Travail Isolé : PTI & DATI

Module 3 : DATI — Dispositifs d'Alarme pour Travailleur Isolé

Module 3 : DATI 32 min de lecture

3.3 Normes NF X35-103, NF EN 50134 et RGPD

Acheter un DATI sans en maîtriser le référentiel normatif et le cadre RGPD revient à exposer l'entreprise à un risque double : matériel non conforme (responsabilité civile et pénale en cas d'accident) et géolocalisation illicite (sanction CNIL jusqu'à 20 M€ ou 4 % du chiffre d'affaires mondial). Ce chapitre cartographie les normes opposables, le marquage CE, l'ATEX et les obligations RGPD spécifiques à la géolocalisation des salariés.
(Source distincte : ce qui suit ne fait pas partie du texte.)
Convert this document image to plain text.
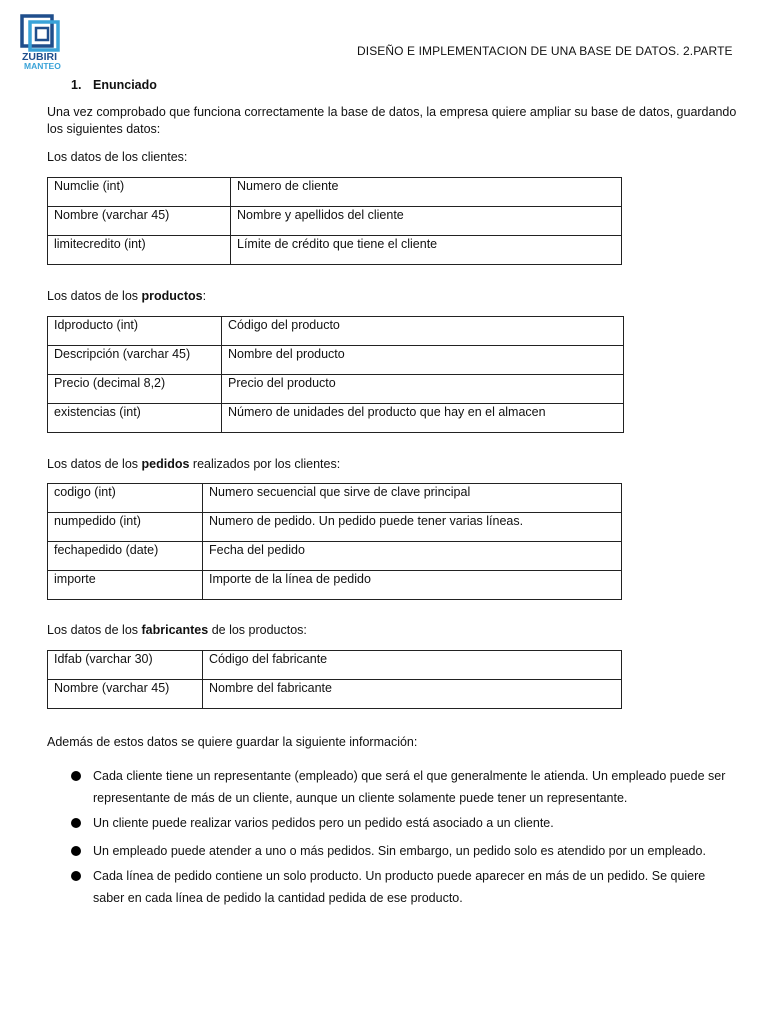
ZUBIRI
MANTEO
DISEÑO E IMPLEMENTACION DE UNA BASE DE DATOS. 2.PARTE
1. Enunciado
Una vez comprobado que funciona correctamente la base de datos, la empresa quiere ampliar su base de datos, guardando los siguientes datos:
Los datos de los clientes:
Numclie (int)	Numero de cliente
Nombre (varchar 45)	Nombre y apellidos del cliente
limitecredito (int)	Límite de crédito que tiene el cliente
Los datos de los productos:
Idproducto (int)	Código del producto
Descripción (varchar 45)	Nombre del producto
Precio (decimal 8,2)	Precio del producto
existencias (int)	Número de unidades del producto que hay en el almacen
Los datos de los pedidos realizados por los clientes:
codigo (int)	Numero secuencial que sirve de clave principal
numpedido (int)	Numero de pedido. Un pedido puede tener varias líneas.
fechapedido (date)	Fecha del pedido
importe	Importe de la línea de pedido
Los datos de los fabricantes de los productos:
Idfab (varchar 30)	Código del fabricante
Nombre (varchar 45)	Nombre del fabricante
Además de estos datos se quiere guardar la siguiente información:
Cada cliente tiene un representante (empleado) que será el que generalmente le atienda. Un empleado puede ser representante de más de un cliente, aunque un cliente solamente puede tener un representante.
Un cliente puede realizar varios pedidos pero un pedido está asociado a un cliente.
Un empleado puede atender a uno o más pedidos. Sin embargo, un pedido solo es atendido por un empleado.
Cada línea de pedido contiene un solo producto. Un producto puede aparecer en más de un pedido. Se quiere saber en cada línea de pedido la cantidad pedida de ese producto.
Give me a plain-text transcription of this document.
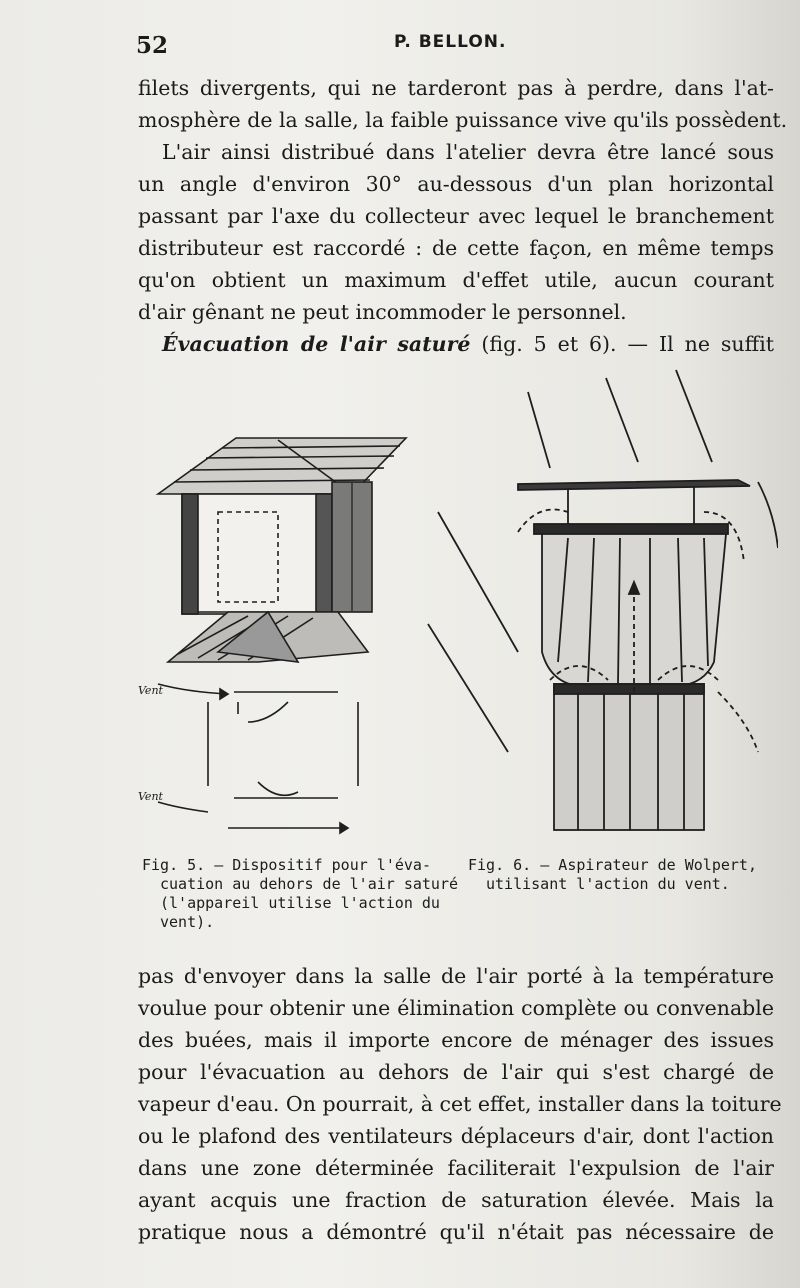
52	P. BELLON.
filets divergents, qui ne tarderont pas à perdre, dans l'at-
mosphère de la salle, la faible puissance vive qu'ils possèdent.
L'air ainsi distribué dans l'atelier devra être lancé sous
un angle d'environ 30° au-dessous d'un plan horizontal
passant par l'axe du collecteur avec lequel le branchement
distributeur est raccordé : de cette façon, en même temps
qu'on obtient un maximum d'effet utile, aucun courant
d'air gênant ne peut incommoder le personnel.
Évacuation de l'air saturé (fig. 5 et 6). — Il ne suffit
Vent
Vent
Fig. 5. — Dispositif pour l'éva-
cuation au dehors de l'air saturé
(l'appareil utilise l'action du
vent).
Fig. 6. — Aspirateur de Wolpert,
utilisant l'action du vent.
pas d'envoyer dans la salle de l'air porté à la température
voulue pour obtenir une élimination complète ou convenable
des buées, mais il importe encore de ménager des issues
pour l'évacuation au dehors de l'air qui s'est chargé de
vapeur d'eau. On pourrait, à cet effet, installer dans la toiture
ou le plafond des ventilateurs déplaceurs d'air, dont l'action
dans une zone déterminée faciliterait l'expulsion de l'air
ayant acquis une fraction de saturation élevée. Mais la
pratique nous a démontré qu'il n'était pas nécessaire de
Pyramide normative du DATI — du marquage légal aux référentiels métier
Marquage CE — obligatoire (RED 2014/53/UE, EMC 2014/30/UE, RoHS 2011/65/UE)
ATEX 2014/34/UE — obligatoire en zone explosive (0/1/2 gaz, 20/21/22 poussières)
NF X35-103 (rév. 2020) — ergonomie PTI/DATI (référence marché français)
NF EN 50134-1 à -7 (2018-2022) — systèmes d'alarme sociale (UE)
ISO 27001 / SecNumCloud ANSSI — hébergement des données

Le marquage CE est seul juridiquement opposable ; NF X35-103 et EN 50134 sont incontournables techniquement.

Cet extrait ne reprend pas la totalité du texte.